Des vendeurs de boissons fraîches, de maïs grillé, de fruits découpés et de sucreries s'installent autour du parc, créant une ambiance de kermesse informelle les week-ends. C'est un excellent endroit pour observer la vie quotidienne des Phnompenhois en dehors des circuits touristiques.
Les Singes : Amusants mais Malins
Une colonie de macaques à longue queue vit en liberté dans les arbres du parc — probablement les habitants les plus anciens du quartier après les nagas en pierre.
Amusants à observer de loin avec leurs acrobaties et leurs interactions sociales complexes, ils peuvent être franchement agressifs s'ils repèrent de la nourriture. Les singes du Wat Phnom sont des voleurs expérimentés qui ciblent :
- Les sacs plastiques de nourriture
- Les bouteilles de boisson sucrée
- Les lunettes de soleil brillantes
- Les casquettes de couleur vive
- Les téléphones portables
Un singe a un jour arraché le téléphone des mains d'un touriste qui prenait un selfie — le téléphone n'a jamais été récupéré.

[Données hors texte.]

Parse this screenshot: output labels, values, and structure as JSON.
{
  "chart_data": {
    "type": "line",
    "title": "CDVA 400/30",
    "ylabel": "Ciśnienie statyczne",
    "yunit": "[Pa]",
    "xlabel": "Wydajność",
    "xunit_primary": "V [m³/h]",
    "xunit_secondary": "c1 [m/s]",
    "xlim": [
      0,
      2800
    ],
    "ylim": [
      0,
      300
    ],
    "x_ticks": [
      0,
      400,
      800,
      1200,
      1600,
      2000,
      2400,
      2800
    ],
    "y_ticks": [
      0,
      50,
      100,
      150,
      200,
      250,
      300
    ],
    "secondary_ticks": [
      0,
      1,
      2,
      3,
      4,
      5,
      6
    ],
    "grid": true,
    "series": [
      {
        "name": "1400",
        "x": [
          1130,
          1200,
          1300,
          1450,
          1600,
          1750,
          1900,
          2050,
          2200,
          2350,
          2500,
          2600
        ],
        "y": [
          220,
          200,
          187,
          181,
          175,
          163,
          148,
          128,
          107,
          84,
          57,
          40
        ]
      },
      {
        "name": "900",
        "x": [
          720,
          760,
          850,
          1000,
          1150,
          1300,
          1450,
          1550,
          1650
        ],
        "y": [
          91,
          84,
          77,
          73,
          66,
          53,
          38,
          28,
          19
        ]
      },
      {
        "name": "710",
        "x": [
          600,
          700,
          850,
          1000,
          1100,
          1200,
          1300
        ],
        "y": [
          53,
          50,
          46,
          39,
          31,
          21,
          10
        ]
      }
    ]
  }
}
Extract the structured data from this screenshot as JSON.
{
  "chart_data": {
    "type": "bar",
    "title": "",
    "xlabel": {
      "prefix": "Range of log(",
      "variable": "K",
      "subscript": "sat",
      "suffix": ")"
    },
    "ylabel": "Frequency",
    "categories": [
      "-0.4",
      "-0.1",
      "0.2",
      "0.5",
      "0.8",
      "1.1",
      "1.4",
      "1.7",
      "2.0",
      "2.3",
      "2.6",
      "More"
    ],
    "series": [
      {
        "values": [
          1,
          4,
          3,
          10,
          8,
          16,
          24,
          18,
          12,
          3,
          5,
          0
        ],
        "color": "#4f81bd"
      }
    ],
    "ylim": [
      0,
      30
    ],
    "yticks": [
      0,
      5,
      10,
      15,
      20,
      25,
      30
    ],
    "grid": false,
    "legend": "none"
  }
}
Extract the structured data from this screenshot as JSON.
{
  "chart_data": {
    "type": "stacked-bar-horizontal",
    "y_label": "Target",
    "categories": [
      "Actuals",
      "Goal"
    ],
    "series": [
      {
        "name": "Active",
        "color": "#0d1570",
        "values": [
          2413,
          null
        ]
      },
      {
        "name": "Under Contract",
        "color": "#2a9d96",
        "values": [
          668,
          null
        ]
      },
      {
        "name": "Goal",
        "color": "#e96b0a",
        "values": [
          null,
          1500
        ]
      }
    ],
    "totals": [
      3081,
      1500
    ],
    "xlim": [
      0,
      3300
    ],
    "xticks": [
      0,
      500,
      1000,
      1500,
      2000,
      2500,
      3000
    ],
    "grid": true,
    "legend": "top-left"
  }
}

Règles de survie avec les singes : Ne les nourrissez pas (c'est interdit), ne leur montrez pas de nourriture, ne les regardez pas fixement dans les yeux (c'est perçu comme un défi). Si un singe s'approche, restez calme et reculez lentement. En cas de morsure (rare), consultez un médecin pour une injection antirabique.

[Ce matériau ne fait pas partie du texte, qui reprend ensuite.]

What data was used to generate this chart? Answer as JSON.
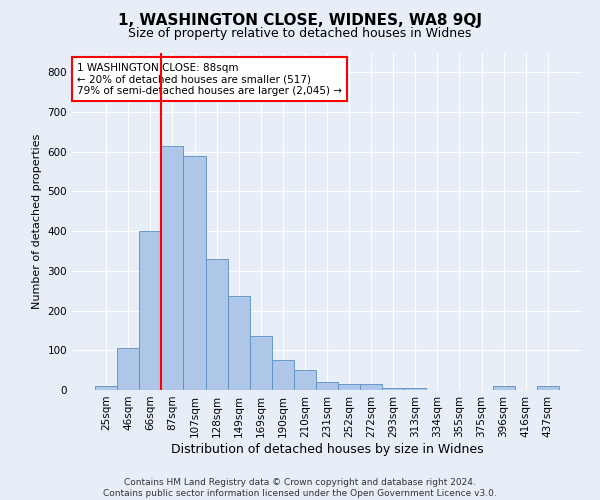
{
  "title": "1, WASHINGTON CLOSE, WIDNES, WA8 9QJ",
  "subtitle": "Size of property relative to detached houses in Widnes",
  "xlabel": "Distribution of detached houses by size in Widnes",
  "ylabel": "Number of detached properties",
  "bar_labels": [
    "25sqm",
    "46sqm",
    "66sqm",
    "87sqm",
    "107sqm",
    "128sqm",
    "149sqm",
    "169sqm",
    "190sqm",
    "210sqm",
    "231sqm",
    "252sqm",
    "272sqm",
    "293sqm",
    "313sqm",
    "334sqm",
    "355sqm",
    "375sqm",
    "396sqm",
    "416sqm",
    "437sqm"
  ],
  "bar_values": [
    10,
    105,
    400,
    615,
    590,
    330,
    238,
    135,
    76,
    50,
    20,
    14,
    14,
    5,
    5,
    0,
    0,
    0,
    10,
    0,
    10
  ],
  "bar_color": "#aec6e8",
  "bar_edge_color": "#5a8fc2",
  "annotation_text": "1 WASHINGTON CLOSE: 88sqm\n← 20% of detached houses are smaller (517)\n79% of semi-detached houses are larger (2,045) →",
  "annotation_box_color": "white",
  "annotation_box_edge_color": "red",
  "vline_color": "red",
  "vline_x": 2.5,
  "ylim": [
    0,
    850
  ],
  "yticks": [
    0,
    100,
    200,
    300,
    400,
    500,
    600,
    700,
    800
  ],
  "footer": "Contains HM Land Registry data © Crown copyright and database right 2024.\nContains public sector information licensed under the Open Government Licence v3.0.",
  "background_color": "#e8eef8",
  "plot_bg_color": "#e8eef8",
  "grid_color": "white",
  "title_fontsize": 11,
  "subtitle_fontsize": 9,
  "ylabel_fontsize": 8,
  "xlabel_fontsize": 9,
  "tick_fontsize": 7.5,
  "annotation_fontsize": 7.5,
  "footer_fontsize": 6.5
}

Les Autres Pagodes de Phnom Penh
Phnom Penh compte des dizaines de pagodes (wat) actives, chacune avec son caractère et son atmosphère. Voici les plus remarquables en complément du Wat Phnom.
Wat Ounalom : le Siège du Bouddhisme Cambodgien
Fondé au XVe siècle et siège du patriarche suprême du bouddhisme cambodgien, le Wat Ounalom est le monastère le plus important du pays. Situé sur le quai Sisowath à quelques minutes à pied du Wat Phnom.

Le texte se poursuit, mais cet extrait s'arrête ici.